Starting when I was 12 my best friend was Steve. Steve was a great friend and we did all kinds of things together. However, his dad was the meanest guy in the world!
Larry is his dad’s name, and Larry is an ex-marine. He was going to make us boys into men by riding our butts about everything – and trying to kill Steve with work! I swear, Steve was going to die!
I would wait for Larry to go to work and then go over to Steve’s house so we could go play. Steve would come to the door completely deflated. He had to wash walls, clean the basement, weed the entire garden, or some other nearly impossible task! I would ask if I could help in this impossible feat, but no, I was forbidden. It’s almost like Larry knew that we would goof off more than work if we were together.
He called me Douglas. I’m not sure I could imitate him and how he said it. The way he said it always smacked of disappointment, had a ring of disdain, and a hint of “I’m not sure what it is, but I know something is your fault” to it! That may have just been my teenage paranoia at work though, now that I think about it.

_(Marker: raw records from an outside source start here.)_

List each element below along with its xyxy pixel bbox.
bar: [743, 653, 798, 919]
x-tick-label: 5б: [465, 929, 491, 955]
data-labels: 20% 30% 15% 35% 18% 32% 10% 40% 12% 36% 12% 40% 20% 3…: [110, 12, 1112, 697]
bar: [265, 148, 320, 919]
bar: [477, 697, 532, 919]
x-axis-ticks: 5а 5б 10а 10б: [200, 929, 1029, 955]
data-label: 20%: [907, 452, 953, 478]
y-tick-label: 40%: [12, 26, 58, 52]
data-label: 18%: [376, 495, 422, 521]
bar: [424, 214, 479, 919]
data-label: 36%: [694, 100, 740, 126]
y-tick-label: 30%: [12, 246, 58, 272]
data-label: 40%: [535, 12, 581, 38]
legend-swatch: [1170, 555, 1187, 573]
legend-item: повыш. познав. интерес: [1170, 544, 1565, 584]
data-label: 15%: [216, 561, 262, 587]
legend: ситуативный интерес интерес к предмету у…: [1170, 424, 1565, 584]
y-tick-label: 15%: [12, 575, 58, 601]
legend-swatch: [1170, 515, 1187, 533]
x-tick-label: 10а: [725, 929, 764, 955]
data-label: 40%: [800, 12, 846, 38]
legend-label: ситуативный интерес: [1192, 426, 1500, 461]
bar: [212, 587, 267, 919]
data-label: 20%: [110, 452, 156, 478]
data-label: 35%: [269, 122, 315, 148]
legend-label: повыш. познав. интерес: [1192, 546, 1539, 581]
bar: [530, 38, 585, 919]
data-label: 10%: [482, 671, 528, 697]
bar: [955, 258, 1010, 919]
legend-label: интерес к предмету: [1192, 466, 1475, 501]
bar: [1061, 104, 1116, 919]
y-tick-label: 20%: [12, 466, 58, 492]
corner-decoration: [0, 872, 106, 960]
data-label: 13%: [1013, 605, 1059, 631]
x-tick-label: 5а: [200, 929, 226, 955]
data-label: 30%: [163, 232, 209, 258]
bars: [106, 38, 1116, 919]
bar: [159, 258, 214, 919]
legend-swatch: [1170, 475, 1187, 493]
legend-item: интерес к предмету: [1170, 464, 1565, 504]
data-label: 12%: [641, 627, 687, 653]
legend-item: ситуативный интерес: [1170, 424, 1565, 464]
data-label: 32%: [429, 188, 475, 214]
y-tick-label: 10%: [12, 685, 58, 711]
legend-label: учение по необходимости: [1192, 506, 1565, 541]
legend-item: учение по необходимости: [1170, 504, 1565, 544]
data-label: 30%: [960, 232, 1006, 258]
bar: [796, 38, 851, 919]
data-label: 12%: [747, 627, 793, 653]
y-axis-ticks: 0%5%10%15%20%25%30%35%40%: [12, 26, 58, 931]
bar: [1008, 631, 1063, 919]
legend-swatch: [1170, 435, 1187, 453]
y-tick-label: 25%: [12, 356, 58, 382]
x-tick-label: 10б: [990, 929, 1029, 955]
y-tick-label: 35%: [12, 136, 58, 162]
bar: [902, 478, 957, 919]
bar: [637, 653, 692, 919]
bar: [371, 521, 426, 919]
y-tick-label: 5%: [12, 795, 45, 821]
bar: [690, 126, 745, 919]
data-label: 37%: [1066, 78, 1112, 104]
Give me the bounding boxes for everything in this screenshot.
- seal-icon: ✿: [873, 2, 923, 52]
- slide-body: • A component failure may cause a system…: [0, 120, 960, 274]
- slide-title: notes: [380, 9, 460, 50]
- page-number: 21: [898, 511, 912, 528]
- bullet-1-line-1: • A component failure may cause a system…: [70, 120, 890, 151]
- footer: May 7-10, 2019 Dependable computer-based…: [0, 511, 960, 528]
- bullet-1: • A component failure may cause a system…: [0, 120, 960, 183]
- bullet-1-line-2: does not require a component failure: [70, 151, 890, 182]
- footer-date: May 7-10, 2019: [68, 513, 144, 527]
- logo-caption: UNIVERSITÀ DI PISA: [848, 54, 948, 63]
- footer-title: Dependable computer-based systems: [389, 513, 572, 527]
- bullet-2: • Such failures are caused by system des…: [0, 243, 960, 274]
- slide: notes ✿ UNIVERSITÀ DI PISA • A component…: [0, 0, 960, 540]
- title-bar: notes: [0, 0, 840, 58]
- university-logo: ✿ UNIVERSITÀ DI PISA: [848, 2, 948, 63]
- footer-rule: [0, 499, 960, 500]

I smile as I write this now, because now I’m a dad of three teenage boys. I’m sure they think the same things about me and the tasks that I give them to push them, to stretch them, to help them grow. Now I realize that maybe Larry was trying to help us grow out of love. To me at the time, it was very very well concealed love.
I ran into Larry on my quest to find my buddy in Idaho. You know what? Larry is a good guy. He’s found a way to retire to rural Idaho, has spent a good deal of his time there working to help others. He even drove a school bus for a while. My childhood version of Larry might have eaten school children for breakfast – but now I see that he’s actually quite fond of the little buggers.
He’s also a great example of devotion to his wife. They married young, and have been through thick and thin together. One thing that I never questioned in Larry’s life is how much he loves his wife, and how much trouble we would be in if we ever disrespected her. I appreciate that example in my life.
He certainly didn’t want his photo taken, but he had just gotten into his car to drive me down dirt roads to find my pal. I would have been lost for an hour, but Larry wanted to make sure I could find it. Does that sound like the meanest dad to you? Me either. In fact, I’m really rather fond of the guy.
one further note
It was my intent in this article to reflect the changes in my perspective as much or moreso than any changes that Larry has gone through. I attribute my change in my views toward him more to having grown into the role of father far more than to the mellowing that takes place as we each get older.
As a youthI resented, as most teenagers do, anyone who would impose a work ethic on me or my friends. I just wanted to “play” and anyone that wouldn’t let me “play” was “mean”.
Now that I’ve had more experience I’ve grown to appreciate the men in my life that cared enough to make me work whether I wanted to or not. My dad and Steve’s dad are among the top tier of these men.
The title is meant to make fun of my perceptions – and really doesn’t reflect the reality of Larry either then or now. He’s a good guy.